[Openmcl-devel] Mac App store: solving Lisp's last mile problem

Pascal J. Bourguignon pjb at informatimago.com
Sat Oct 23 12:31:15 PDT 2010


Alexander Repenning <ralex at cs.colorado.edu> writes:

> Seems to me that we can just keep speculating until the proverbial
> cows come home (or stay on the feedlot ;-) Slashdot has a big
> discussion on the "garden of Steven"
> http://apple.slashdot.org/story/10/10/22/1931211/
> Beware-the-Garden-of-Steven   
>
> I would like to give this whole Mac App Store development a more
> positive spin. The iPhone/iPad/IApp Store eco system has attracted
> many NEW programmers to the Apple world. A number of my ugrad students
> make a surprising amount of money from making simple games that they
> developed for iOS. An interesting observation is that NONE of these
> students actually liked Objective-C, BUT, Objective-C did the
> trick. That is, they could produce that simple app that ended up
> making some money for them.  The Mac App store may not have quite the
> same level of attraction but I think many students would still be very
> interest in making casual apps. Objective-C was not an attractive
> programming language, Objective-C is not typically a language used in
> teaching and yet this is what many students end up being interested in
> because of the integration into the more general eco system including
> the commercial aspect. To summarize, students program in Objective-C
> in-spite of not liking it, and buy Macs to develop apps in-spite of
> thinking that Macs are expensive.

Why don't they like it?

Objective-C is a mix of C and Smalltalk.  It is a much better
programming language than C++, even more so with Apple's extensions.

Nowadays, Apple's Objective-C has lambda. It's spelled ^, but it
produces closures.

While one could regret the C part of Objective-C, if you avoid it, you
can program as if you had Smalltalk.


> Now, lets speculate what could happen if the Lisp/CCL community,
> instead of debating end-of-the-world-as-we-know-it scenarios would
> embrace this eco system as well and would think, for a change, about
> what perhaps one could call the "last mile" problem of Lisp. Lets
> start with an observation of Ron Garret:
>
>     Besides, why would you even *want* to develop a retail app in CCL?
>     The leverage CCL gives you over ObjC is virtually useless in the
>     retail app world.  What makes CCL cool is that you have a
>     debugger, a compiler available at run time, the MOP,
>     macros... what would you do with those things in a retail app?
>
> I think this hits the problem really on the head. Perhaps this is
> Lisp's biggest problem. Period. Basically, we are saying that Lisp is
> great to play around, do a little debugging here and there just run
> little experiments but certainly not good enough to make a real app
> that others could actually use or even would be willing to pay for. Is
> this really true? 

Notice that InterfaceBuilder was once a Lisp program.
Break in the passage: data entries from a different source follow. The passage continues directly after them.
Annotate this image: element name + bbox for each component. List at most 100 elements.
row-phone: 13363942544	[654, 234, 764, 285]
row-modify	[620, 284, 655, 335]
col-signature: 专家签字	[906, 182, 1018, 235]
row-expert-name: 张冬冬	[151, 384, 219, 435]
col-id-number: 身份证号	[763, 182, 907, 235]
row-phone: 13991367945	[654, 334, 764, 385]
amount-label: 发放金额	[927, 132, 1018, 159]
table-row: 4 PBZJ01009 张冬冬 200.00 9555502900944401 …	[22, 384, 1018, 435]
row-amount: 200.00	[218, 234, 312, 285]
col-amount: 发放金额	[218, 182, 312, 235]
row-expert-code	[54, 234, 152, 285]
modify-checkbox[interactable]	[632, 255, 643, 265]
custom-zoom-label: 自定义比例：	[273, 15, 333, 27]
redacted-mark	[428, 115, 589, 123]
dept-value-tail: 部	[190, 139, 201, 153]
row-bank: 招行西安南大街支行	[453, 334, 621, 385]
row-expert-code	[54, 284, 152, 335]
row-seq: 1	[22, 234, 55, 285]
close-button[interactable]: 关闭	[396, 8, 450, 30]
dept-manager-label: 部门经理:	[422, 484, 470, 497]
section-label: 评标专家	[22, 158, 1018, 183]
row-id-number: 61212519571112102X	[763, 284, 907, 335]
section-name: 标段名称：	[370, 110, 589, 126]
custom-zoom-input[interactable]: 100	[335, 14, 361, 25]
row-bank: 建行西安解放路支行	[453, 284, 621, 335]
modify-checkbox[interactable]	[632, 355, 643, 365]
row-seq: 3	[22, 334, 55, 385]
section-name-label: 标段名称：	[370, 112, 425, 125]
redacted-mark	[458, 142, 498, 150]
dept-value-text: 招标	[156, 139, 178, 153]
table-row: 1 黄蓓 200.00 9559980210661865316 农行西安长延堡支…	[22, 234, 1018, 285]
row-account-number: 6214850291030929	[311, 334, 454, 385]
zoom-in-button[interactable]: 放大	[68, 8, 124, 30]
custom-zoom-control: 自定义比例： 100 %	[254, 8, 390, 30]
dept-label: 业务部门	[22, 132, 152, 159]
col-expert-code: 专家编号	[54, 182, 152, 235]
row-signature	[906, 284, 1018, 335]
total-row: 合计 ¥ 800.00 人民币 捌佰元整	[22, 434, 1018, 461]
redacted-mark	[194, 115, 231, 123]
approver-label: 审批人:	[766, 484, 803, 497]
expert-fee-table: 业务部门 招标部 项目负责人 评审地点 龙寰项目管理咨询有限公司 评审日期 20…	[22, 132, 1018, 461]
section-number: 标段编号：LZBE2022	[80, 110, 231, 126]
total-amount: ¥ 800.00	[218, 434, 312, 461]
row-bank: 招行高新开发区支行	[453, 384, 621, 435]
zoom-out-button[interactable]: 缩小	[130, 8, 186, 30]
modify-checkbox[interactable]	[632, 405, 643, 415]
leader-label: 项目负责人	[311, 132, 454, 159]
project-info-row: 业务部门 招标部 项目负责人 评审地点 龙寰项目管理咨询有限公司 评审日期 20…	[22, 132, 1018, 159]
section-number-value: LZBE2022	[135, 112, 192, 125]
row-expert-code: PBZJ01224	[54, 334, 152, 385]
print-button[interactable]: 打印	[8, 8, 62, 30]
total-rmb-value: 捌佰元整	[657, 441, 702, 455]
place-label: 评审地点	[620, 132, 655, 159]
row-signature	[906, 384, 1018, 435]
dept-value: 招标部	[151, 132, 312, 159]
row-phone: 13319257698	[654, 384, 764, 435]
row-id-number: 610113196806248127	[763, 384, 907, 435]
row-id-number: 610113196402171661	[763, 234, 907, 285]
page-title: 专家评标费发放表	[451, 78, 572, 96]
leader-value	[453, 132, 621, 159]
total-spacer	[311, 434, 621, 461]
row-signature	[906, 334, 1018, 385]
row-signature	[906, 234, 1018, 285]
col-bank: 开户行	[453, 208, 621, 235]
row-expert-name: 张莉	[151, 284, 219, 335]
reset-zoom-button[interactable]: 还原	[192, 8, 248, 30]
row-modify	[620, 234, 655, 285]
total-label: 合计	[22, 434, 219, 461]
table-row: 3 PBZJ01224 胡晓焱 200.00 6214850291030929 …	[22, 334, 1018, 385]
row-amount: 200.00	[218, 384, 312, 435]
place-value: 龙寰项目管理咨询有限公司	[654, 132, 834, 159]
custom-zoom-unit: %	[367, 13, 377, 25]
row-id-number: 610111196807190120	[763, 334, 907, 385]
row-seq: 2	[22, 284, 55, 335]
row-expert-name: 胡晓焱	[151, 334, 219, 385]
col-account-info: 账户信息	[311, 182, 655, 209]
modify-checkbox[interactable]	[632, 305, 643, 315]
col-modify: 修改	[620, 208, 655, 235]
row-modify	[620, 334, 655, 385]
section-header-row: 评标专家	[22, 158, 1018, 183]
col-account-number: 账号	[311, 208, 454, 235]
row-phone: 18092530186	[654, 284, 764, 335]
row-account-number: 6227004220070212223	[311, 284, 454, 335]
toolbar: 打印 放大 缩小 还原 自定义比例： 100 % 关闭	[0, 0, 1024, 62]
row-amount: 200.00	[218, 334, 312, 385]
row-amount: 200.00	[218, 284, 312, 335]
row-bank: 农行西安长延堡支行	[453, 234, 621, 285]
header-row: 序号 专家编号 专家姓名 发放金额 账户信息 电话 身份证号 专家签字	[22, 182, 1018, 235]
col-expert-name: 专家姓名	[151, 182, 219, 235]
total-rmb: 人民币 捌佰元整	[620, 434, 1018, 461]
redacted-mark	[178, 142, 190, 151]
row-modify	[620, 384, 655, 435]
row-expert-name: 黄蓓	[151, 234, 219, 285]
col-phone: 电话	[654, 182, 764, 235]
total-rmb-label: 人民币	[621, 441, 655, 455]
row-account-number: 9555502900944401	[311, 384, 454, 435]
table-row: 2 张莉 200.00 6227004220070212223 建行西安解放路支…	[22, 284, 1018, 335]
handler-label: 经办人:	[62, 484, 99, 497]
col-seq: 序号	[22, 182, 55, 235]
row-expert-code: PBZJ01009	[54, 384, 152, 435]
Lisp is great to write user interfaces.

I have a lot of problems with InterfaceBuilder, because it is a lot of
hard, manual work, to set up user interfaces with it.  Often, I just
generate them programmatically with Objective-C code.  It would be much
easier with Lisp.


> Perhaps this is true now but is there some reason
> intrinsic to Lisp why this has to stay like this?  For a lack of a
> better term I call this Lisp's Last Mile problem. I claim this is a
> great opportunity for the Lisp community in general and most certainly
> for the CCL community. Instead of contemplating syntactic
> simplifications, or whatever the CL lang newslist is currently wasting
> their time over, we could actually try to solve CL's last mile problem
> for the Mac. I realize, this probably would not be a fun
> project. Error handlers, full OS X integration etc.  requires some
> thinking. 
>
> I claim it would be very worthwhile to explore the compatibility of
> CCL with the Mac Store Apps framework. Obviously, we need to assess
> if, for instance, the use of the badly documented darwin functions
> could be a problem. I actually suspect it may not be. In the case of
> Java Apple is pulling the rug from underneath developers by declaring
> Java to be an OPTIONAL component of OS X. For a change lets use some
> positive thinking here and explore new exciting opportunities.

I agree entirely.


The use of 'undocumented' API may be justified when you want to
implement a 'close-to-the-machine' system, when you want to avoid
inefficiencies.


But if the objective is to program against a given API, this should not
be particularly hard to do, even if not as efficiently as with lower
level tricks.  It may very well mean that you'll have to have a VM
instead of compiling to native code at run-time, if the provided API
doesn't allow you to generate and jump to native code.  But that won't
prevent native code generation at compilation-time.